Some medical experts said, however, that Kevorkian's actions were unethical.

"It is a moral outrage," said Arthur Caplan, director of the Center for Biomedical Ethics at the University of Minnesota. "It was a rash, imprudent action."

Kevorkian's suicide device has been the subject of controversy since the retired pathologist began promoting it last fall to fill what he said was a moral need for a painless and convenient way for people to kill themselves.

The device is an intravenous stand containing solutions of the drugs thiopental and potassium chloride, which taken together induce coma and stop the heart from beating.

The solution is attached to a patient's arm by intravenous injection and then, with the push of a button, the chemicals enter the bloodstream. They induce unconsciousness within seconds and death within minutes.
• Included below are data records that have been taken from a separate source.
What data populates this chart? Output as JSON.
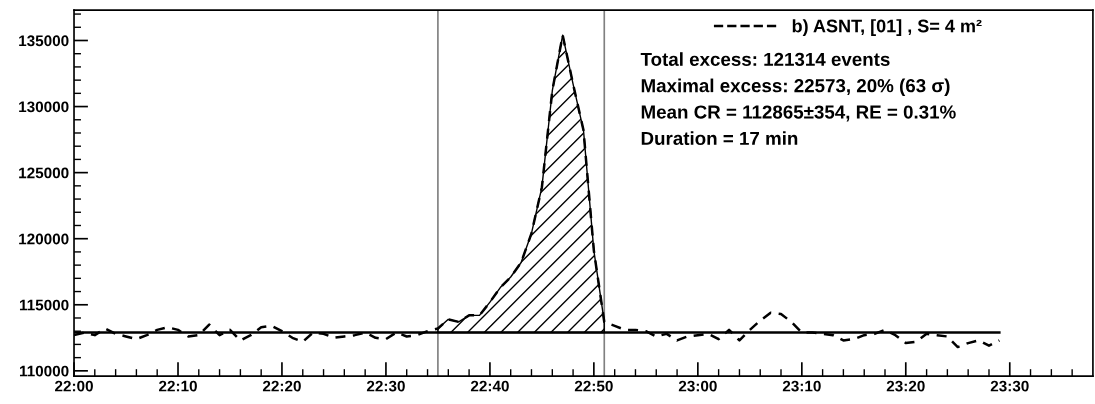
{
  "chart_data": {
    "type": "line",
    "x": [
      22,
      22.0167,
      22.0333,
      22.05,
      22.0667,
      22.0833,
      22.1,
      22.1167,
      22.1333,
      22.15,
      22.1667,
      22.1833,
      22.2,
      22.2167,
      22.2333,
      22.25,
      22.2667,
      22.2833,
      22.3,
      22.3167,
      22.3333,
      22.35,
      22.3667,
      22.3833,
      22.4,
      22.4167,
      22.4333,
      22.45,
      22.4667,
      22.4833,
      22.5,
      22.5167,
      22.5333,
      22.55,
      22.5667,
      22.5833,
      22.6,
      22.6167,
      22.6333,
      22.65,
      22.6667,
      22.6833,
      22.7,
      22.7167,
      22.7333,
      22.75,
      22.7667,
      22.7833,
      22.8,
      22.8167,
      22.8333,
      22.85,
      22.8667,
      22.8833,
      22.9,
      22.9167,
      22.9333,
      22.95,
      22.9667,
      22.9833,
      23,
      23.0167,
      23.0333,
      23.05,
      23.0667,
      23.0833,
      23.1,
      23.1167,
      23.1333,
      23.15,
      23.1667,
      23.1833,
      23.2,
      23.2167,
      23.2333,
      23.25,
      23.2667,
      23.2833,
      23.3,
      23.3167,
      23.3333,
      23.35,
      23.3667,
      23.3833,
      23.4,
      23.4167,
      23.4333,
      23.45,
      23.4667,
      23.4833
    ],
    "series": [
      {
        "name": "b) ASNT, [01] , S= 4 m²",
        "color": "#000000",
        "line_style": "dashed",
        "values": [
          112700,
          112900,
          112700,
          113200,
          112800,
          112600,
          112400,
          112700,
          113100,
          113300,
          113100,
          112600,
          112700,
          113500,
          112700,
          113100,
          112300,
          112700,
          113300,
          113400,
          113000,
          112500,
          112200,
          112900,
          112800,
          112500,
          112600,
          112700,
          112900,
          112500,
          112400,
          112900,
          112600,
          112700,
          113000,
          113200,
          113900,
          113700,
          114200,
          114200,
          115200,
          116300,
          117100,
          118200,
          120400,
          123900,
          131200,
          135400,
          131700,
          128200,
          119100,
          113700,
          113400,
          113100,
          113100,
          113000,
          112600,
          112800,
          112300,
          112600,
          112700,
          112800,
          112400,
          113100,
          112300,
          113100,
          113800,
          114400,
          114300,
          113700,
          112900,
          112900,
          112800,
          112700,
          112300,
          112400,
          112700,
          112800,
          113100,
          112700,
          112100,
          112200,
          112800,
          112700,
          112600,
          111800,
          112100,
          112300,
          111900,
          112300
        ]
      },
      {
        "type": "area",
        "color": "#000000",
        "x": [
          22.5833,
          22.6,
          22.6167,
          22.6333,
          22.65,
          22.6667,
          22.6833,
          22.7,
          22.7167,
          22.7333,
          22.75,
          22.7667,
          22.7833,
          22.8,
          22.8167,
          22.8333,
          22.85
        ],
        "values": [
          113200,
          113900,
          113700,
          114200,
          114200,
          115200,
          116300,
          117100,
          118200,
          120400,
          123900,
          131200,
          135400,
          131700,
          128200,
          119100,
          113700
        ]
      },
      {
        "color": "#000000",
        "line_style": "solid",
        "x": [
          22,
          23.4833
        ],
        "values": [
          112900,
          112900
        ]
      }
    ],
    "ref_lines": [
      {
        "axis": "x",
        "value": 22.5833,
        "color": "#808080"
      },
      {
        "axis": "x",
        "value": 22.85,
        "color": "#808080"
      }
    ],
    "annotations": [
      "Total excess: 121314 events",
      "Maximal excess: 22573, 20% (63 σ)",
      "Mean CR = 112865±354, RE = 0.31%",
      "Duration = 17 min"
    ],
    "xlim": [
      22,
      23.6333
    ],
    "ylim": [
      109600,
      137300
    ],
    "xticks": [
      {
        "value": 22,
        "label": "22:00"
      },
      {
        "value": 22.1667,
        "label": "22:10"
      },
      {
        "value": 22.3333,
        "label": "22:20"
      },
      {
        "value": 22.5,
        "label": "22:30"
      },
      {
        "value": 22.6667,
        "label": "22:40"
      },
      {
        "value": 22.8333,
        "label": "22:50"
      },
      {
        "value": 23,
        "label": "23:00"
      },
      {
        "value": 23.1667,
        "label": "23:10"
      },
      {
        "value": 23.3333,
        "label": "23:20"
      },
      {
        "value": 23.5,
        "label": "23:30"
      },
      {
        "value": 22.0333,
        "label": null
      },
      {
        "value": 22.0667,
        "label": null
      },
      {
        "value": 22.1,
        "label": null
      },
      {
        "value": 22.1333,
        "label": null
      },
      {
        "value": 22.2,
        "label": null
      },
      {
        "value": 22.2333,
        "label": null
      },
      {
        "value": 22.2667,
        "label": null
      },
      {
        "value": 22.3,
        "label": null
      },
      {
        "value": 22.3667,
        "label": null
      },
      {
        "value": 22.4,
        "label": null
      },
      {
        "value": 22.4333,
        "label": null
      },
      {
        "value": 22.4667,
        "label": null
      },
      {
        "value": 22.5333,
        "label": null
      },
      {
        "value": 22.5667,
        "label": null
      },
      {
        "value": 22.6,
        "label": null
      },
      {
        "value": 22.6333,
        "label": null
      },
      {
        "value": 22.7,
        "label": null
      },
      {
        "value": 22.7333,
        "label": null
      },
      {
        "value": 22.7667,
        "label": null
      },
      {
        "value": 22.8,
        "label": null
      },
      {
        "value": 22.8667,
        "label": null
      },
      {
        "value": 22.9,
        "label": null
      },
      {
        "value": 22.9333,
        "label": null
      },
      {
        "value": 22.9667,
        "label": null
      },
      {
        "value": 23.0333,
        "label": null
      },
      {
        "value": 23.0667,
        "label": null
      },
      {
        "value": 23.1,
        "label": null
      },
      {
        "value": 23.1333,
        "label": null
      },
      {
        "value": 23.2,
        "label": null
      },
      {
        "value": 23.2333,
        "label": null
      },
      {
        "value": 23.2667,
        "label": null
      },
      {
        "value": 23.3,
        "label": null
      },
      {
        "value": 23.3667,
        "label": null
      },
      {
        "value": 23.4,
        "label": null
      },
      {
        "value": 23.4333,
        "label": null
      },
      {
        "value": 23.4667,
        "label": null
      },
      {
        "value": 23.5333,
        "label": null
      },
      {
        "value": 23.5667,
        "label": null
      },
      {
        "value": 23.6,
        "label": null
      }
    ],
    "yticks": [
      110000,
      115000,
      120000,
      125000,
      130000,
      135000,
      {
        "value": 111000,
        "label": null
      },
      {
        "value": 112000,
        "label": null
      },
      {
        "value": 113000,
        "label": null
      },
      {
        "value": 114000,
        "label": null
      },
      {
        "value": 116000,
        "label": null
      },
      {
        "value": 117000,
        "label": null
      },
      {
        "value": 118000,
        "label": null
      },
      {
        "value": 119000,
        "label": null
      },
      {
        "value": 121000,
        "label": null
      },
      {
        "value": 122000,
        "label": null
      },
      {
        "value": 123000,
        "label": null
      },
      {
        "value": 124000,
        "label": null
      },
      {
        "value": 126000,
        "label": null
      },
      {
        "value": 127000,
        "label": null
      },
      {
        "value": 128000,
        "label": null
      },
      {
        "value": 129000,
        "label": null
      },
      {
        "value": 131000,
        "label": null
      },
      {
        "value": 132000,
        "label": null
      },
      {
        "value": 133000,
        "label": null
      },
      {
        "value": 134000,
        "label": null
      },
      {
        "value": 136000,
        "label": null
      },
      {
        "value": 137000,
        "label": null
      }
    ],
    "legend": "top right",
    "grid": false,
    "marker": "none"
  }
}
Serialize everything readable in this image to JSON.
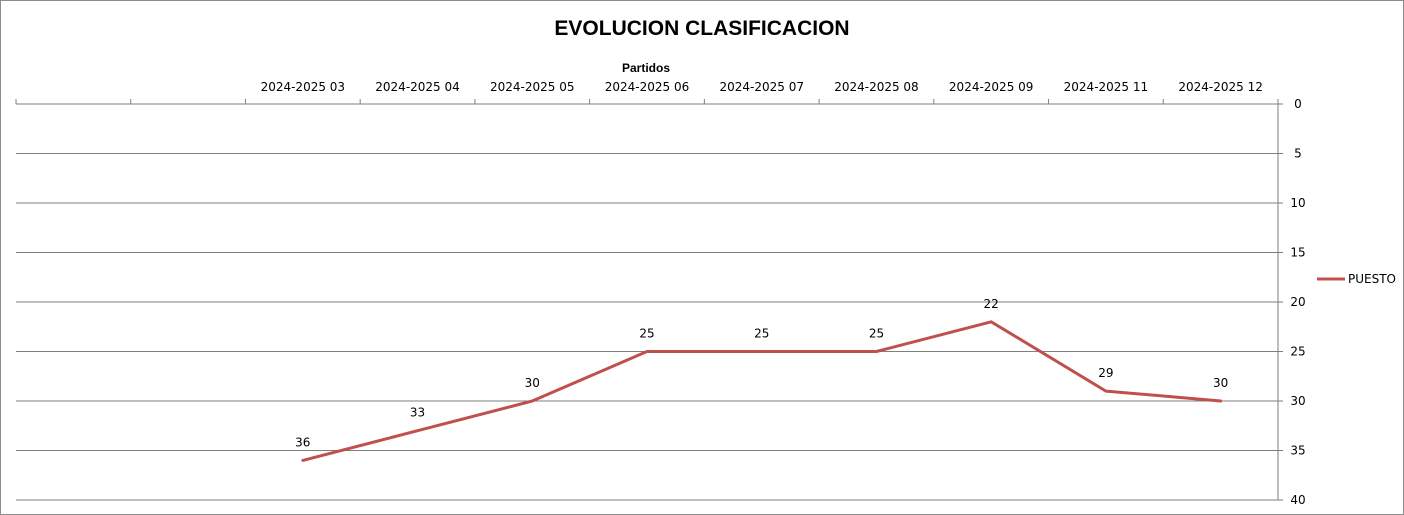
{
  "colors": {
    "series": "#c0504d",
    "gridline": "#7f7f7f",
    "axis": "#7f7f7f",
    "text": "#000000",
    "background": "#ffffff"
  },
  "chart_data": {
    "type": "line",
    "title": "EVOLUCION CLASIFICACION",
    "xlabel": "Partidos",
    "ylabel": "",
    "x_axis_position": "top",
    "y_axis_position": "right",
    "y_reversed": true,
    "ylim": [
      0,
      40
    ],
    "y_ticks": [
      0,
      5,
      10,
      15,
      20,
      25,
      30,
      35,
      40
    ],
    "grid": true,
    "legend_position": "right",
    "categories": [
      "",
      "",
      "2024-2025 03",
      "2024-2025 04",
      "2024-2025 05",
      "2024-2025 06",
      "2024-2025 07",
      "2024-2025 08",
      "2024-2025 09",
      "2024-2025 11",
      "2024-2025 12"
    ],
    "series": [
      {
        "name": "PUESTO",
        "values": [
          null,
          null,
          36,
          33,
          30,
          25,
          25,
          25,
          22,
          29,
          30
        ]
      }
    ]
  }
}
"It simulates exactly the judicial executions that we do now with legal executions, except with this device the person does it himself by pushing a button," Kevorkian told the Detroit News on Monday.

Kevorkian, who was described in a Detroit Free Press profile last fall as living in a one-bedroom apartment above a shop in downtown Royal Oak, driving a rusty 1968 Volkswagen van and subsisting largely on cheese sandwiches, began promoting his machine last October, saying that he would help people commit suicide if they could provide compelling medical evidence that they deserved to die.

"I'm here to help anyone who's in distress or thinks he is," Kevorkian told the Free Press last fall. "I couldn't let dogs suffer like that. How can I let a human?"

Under Michigan law, the device itself is not illegal. Michigan, unlike many other states, also has no law specifically prohibiting physician-assisted suicide. However, when Kevorkian first unveiled his machine last fall, the Oakland County prosecutor's office said that under some circumstances it might attempt to prosecute someone who provided the device for the purposes of suicide.

Medical experts said that Kevorkian's act did, however, clearly violate the code of ethics of the American Medical Association. While the AMA permits doctors to forgo, stop or withdraw treatment of the terminally ill, it does not permit doctors to actively assist in ending life.

Caplan also said that Kevorkian did not meet a number of even more rudimentary ethical tests.

Caplan asked, for example, how Kevorkian knew that the woman was properly diagnosed with Alzheimer's or how euthanasia could be justified in a patient who was not terminally ill.

Adkins's husband defended his wife's decision.

"It's not a matter of how long you live, but the quality of life you live, and it was her life and her decision and she chose," Ron Adkins told Portland's KATU-TV.

"She made that decision based upon the fact that the things she loved most -- reading, literature, music and all that -- she couldn't do any more," he said.